The first video counts used infrared lights and cameras in night shot mode to film the emergence. This method still involved visually counting the bats on the tapes, which was labor intensive and difficult. Recently a new method has been developed. The U.S. Army Corps of Engineers developed a system using thermal cameras to record bats and custom software to count them.
The process still requires some work to make sure the counts are correct and consistent from year to year. However, this method is less time intensive and hopefully, a lot more accurate. Additionally, the camera allows you to see the bats in the dark. This video is an example of an emergence of southeastern bats in south Georgia.
During our counts of gray bats in north Georgia, we caught a couple bats by hand to verify the species and reproductive status. One female gray bat was pregnant and the other was lactating. That probably indicated that the young were just being born during the second week of June.
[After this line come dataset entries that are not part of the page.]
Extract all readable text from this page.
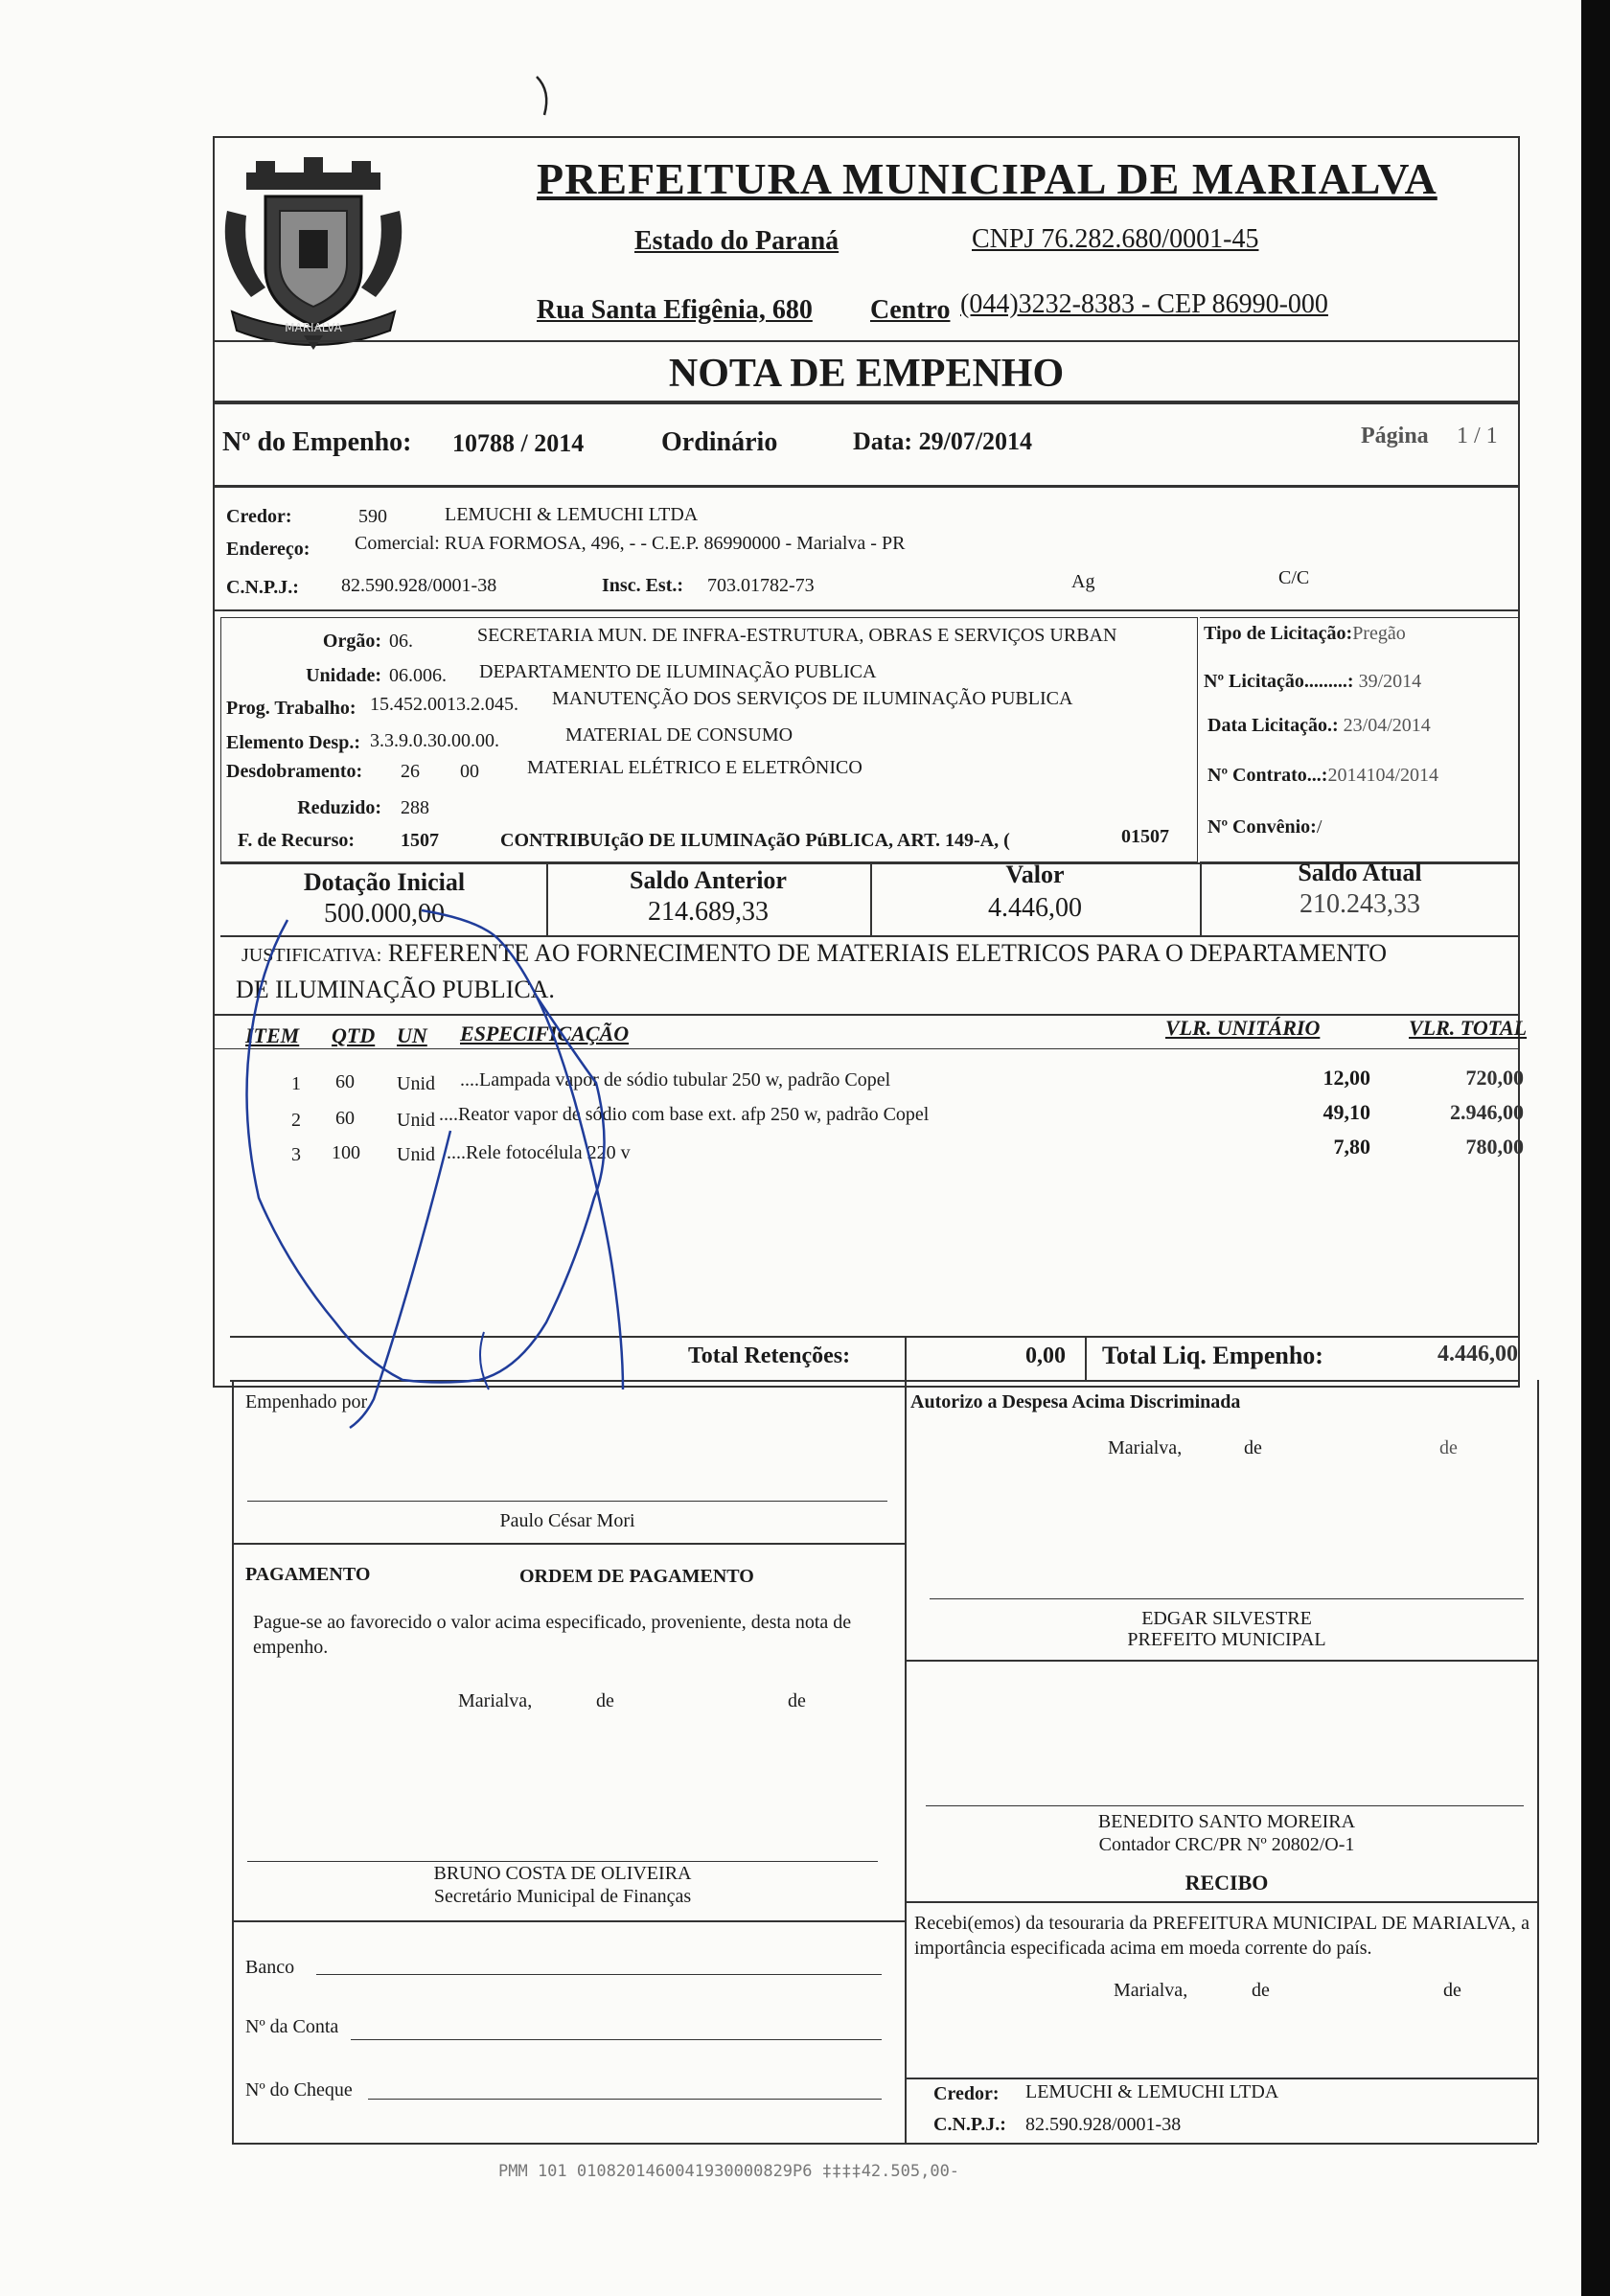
MARIALVA
PREFEITURA MUNICIPAL DE MARIALVA
Estado do Paraná	CNPJ 76.282.680/0001-45
Rua Santa Efigênia, 680 Centro (044)3232-8383 - CEP 86990-000
NOTA DE EMPENHO
Nº do Empenho: 10788 / 2014	Ordinário	Data: 29/07/2014	Página 1 / 1
Credor:	590	LEMUCHI & LEMUCHI LTDA
Endereço: Comercial: RUA FORMOSA, 496, - - C.E.P. 86990000 - Marialva - PR
C.N.P.J.: 82.590.928/0001-38	Insc. Est.: 703.01782-73	Ag	C/C
Orgão: 06.	SECRETARIA MUN. DE INFRA-ESTRUTURA, OBRAS E SERVIÇOS URBAN
Unidade: 06.006. DEPARTAMENTO DE ILUMINAÇÃO PUBLICA
Prog. Trabalho: 15.452.0013.2.045. MANUTENÇÃO DOS SERVIÇOS DE ILUMINAÇÃO PUBLICA
Elemento Desp.: 3.3.9.0.30.00.00.	MATERIAL DE CONSUMO
Desdobramento: 26 00	MATERIAL ELÉTRICO E ELETRÔNICO
Reduzido: 288
F. de Recurso: 1507	CONTRIBUIçãO DE ILUMINAçãO PúBLICA, ART. 149-A, (	01507
Tipo de Licitação:Pregão
Nº Licitação.........: 39/2014
Data Licitação.: 23/04/2014
Nº Contrato...:2014104/2014
Nº Convênio:/
Dotação Inicial
500.000,00
Saldo Anterior
214.689,33
Valor
4.446,00
Saldo Atual
210.243,33
JUSTIFICATIVA: REFERENTE AO FORNECIMENTO DE MATERIAIS ELETRICOS PARA O DEPARTAMENTO
DE ILUMINAÇÃO PUBLICA.
ITEM QTD UN ESPECIFICAÇÃO	VLR. UNITÁRIO	VLR. TOTAL
1 60 Unid ....Lampada vapor de sódio tubular 250 w, padrão Copel	12,00	720,00
2 60 Unid ....Reator vapor de sódio com base ext. afp 250 w, padrão Copel	49,10	2.946,00
3 100 Unid ....Rele fotocélula 220 v	7,80	780,00
Total Retenções:	0,00 Total Liq. Empenho:	4.446,00
Empenhado por
Paulo César Mori
Autorizo a Despesa Acima Discriminada
Marialva,	de	de
PAGAMENTO	ORDEM DE PAGAMENTO
Pague-se ao favorecido o valor acima especificado, proveniente, desta nota de empenho.
Marialva,	de	de
EDGAR SILVESTRE
PREFEITO MUNICIPAL
BENEDITO SANTO MOREIRA
Contador CRC/PR Nº 20802/O-1
RECIBO
BRUNO COSTA DE OLIVEIRA
Secretário Municipal de Finanças
Recebi(emos) da tesouraria da PREFEITURA MUNICIPAL DE MARIALVA, a importância especificada acima em moeda corrente do país.
Marialva,	de	de
Banco
Nº da Conta
Nº do Cheque	Credor: LEMUCHI & LEMUCHI LTDA
C.N.P.J.: 82.590.928/0001-38
PMM 101 0108201460041930000829P6 ‡‡‡‡42.505,00-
In the third week of the month, we traveled to south Georgia to count southeastern myotis. Nikki Castleberry from the Georgia Museum of Natural History pointed out that a bat had fallen on the ground at one site. As we watched more closely, we noticed lots of bats falling and running into each other. I had a suspicion that these were young bats just learning to fly.
I managed to catch one and verify just that! One week after young were being born in north Georgia, baby bats were beginning to fly in the southern part of the state. The bats normally begin their maternity season sooner the further south you travel, but bats are beginning to fly all over the state now. They’re not great flyers at first and, like birds, they often need a little practice leaving them more vulnerable to predators and injury.
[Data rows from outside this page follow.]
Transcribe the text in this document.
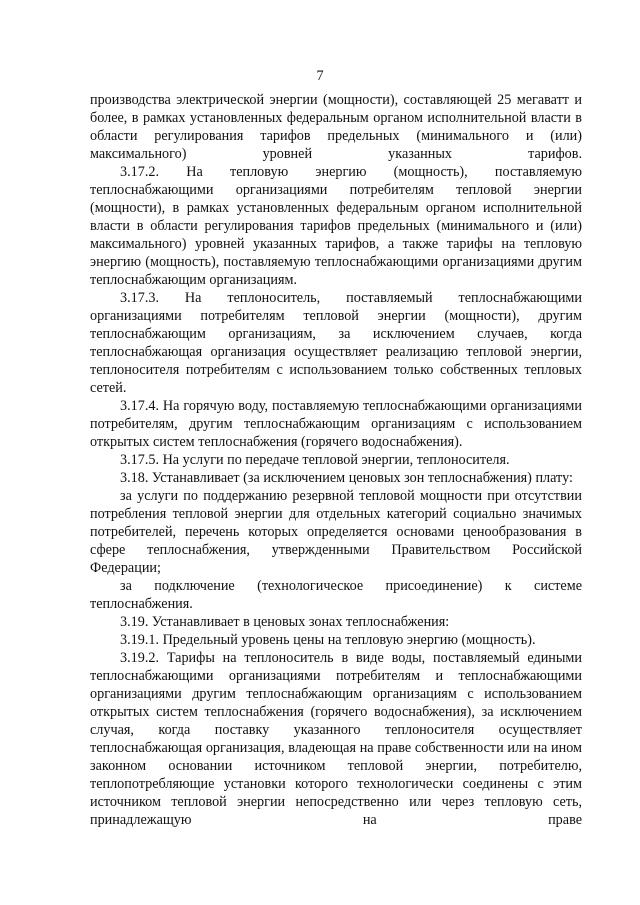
7

производства электрической энергии (мощности), составляющей 25 мегаватт и более, в рамках установленных федеральным органом исполнительной власти в области регулирования тарифов предельных (минимального и (или) максимального) уровней указанных тарифов.

3.17.2. На тепловую энергию (мощность), поставляемую теплоснабжающими организациями потребителям тепловой энергии (мощности), в рамках установленных федеральным органом исполнительной власти в области регулирования тарифов предельных (минимального и (или) максимального) уровней указанных тарифов, а также тарифы на тепловую энергию (мощность), поставляемую теплоснабжающими организациями другим теплоснабжающим организациям.

3.17.3. На теплоноситель, поставляемый теплоснабжающими организациями потребителям тепловой энергии (мощности), другим теплоснабжающим организациям, за исключением случаев, когда теплоснабжающая организация осуществляет реализацию тепловой энергии, теплоносителя потребителям с использованием только собственных тепловых сетей.

3.17.4. На горячую воду, поставляемую теплоснабжающими организациями потребителям, другим теплоснабжающим организациям с использованием открытых систем теплоснабжения (горячего водоснабжения).

3.17.5. На услуги по передаче тепловой энергии, теплоносителя.

3.18. Устанавливает (за исключением ценовых зон теплоснабжения) плату:

за услуги по поддержанию резервной тепловой мощности при отсутствии потребления тепловой энергии для отдельных категорий социально значимых потребителей, перечень которых определяется основами ценообразования в сфере теплоснабжения, утвержденными Правительством Российской Федерации;

за подключение (технологическое присоединение) к системе теплоснабжения.

3.19. Устанавливает в ценовых зонах теплоснабжения:

3.19.1. Предельный уровень цены на тепловую энергию (мощность).

3.19.2. Тарифы на теплоноситель в виде воды, поставляемый едиными теплоснабжающими организациями потребителям и теплоснабжающими организациями другим теплоснабжающим организациям с использованием открытых систем теплоснабжения (горячего водоснабжения), за исключением случая, когда поставку указанного теплоносителя осуществляет теплоснабжающая организация, владеющая на праве собственности или на ином законном основании источником тепловой энергии, потребителю, теплопотребляющие установки которого технологически соединены с этим источником тепловой энергии непосредственно или через тепловую сеть, принадлежащую на праве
DNR receives many phone calls this time of year from people with bats in their homes. In most cases, numbers are small and the problem isn’t urgent. Most species of bats only give birth to one pup a year, and the pups are vulnerable to changes in temperature and completely dependent on their mothers for the first weeks of their life.
If homeowners exclude the mother bats when the young can’t fly, the young will die. Unless the situation is threatening to the health of homeowners, we recommend avoiding exclusions between May and August. If the problem can’t wait, call a Georgia licensed nuisance wildlife company in your area.
DNR also receives a lot of calls about baby bats falling out of roosts. It is not uncommon to see some mortality at roost sites, since pups are more susceptible to changing temperatures and environmental conditions. If a small number are found dead, it’s probably not something to be alarmed about. If large numbers of bats are dying in your area, it could be a sign that something is wrong.
As with many other animals, this is an important time of year for bats. By the end of the summer, we won’t be able to tell pups and adults apart. Bats grow fast and start consuming large amounts of insects as soon as possible. Give them a little time to grow up this summer. Watch your yard and see if you notice any bad fliers on the landscape. That might just be a young bat, learning to use its wings for the first time. Let’s hope this year’s bats survive to eat insects for many years to come.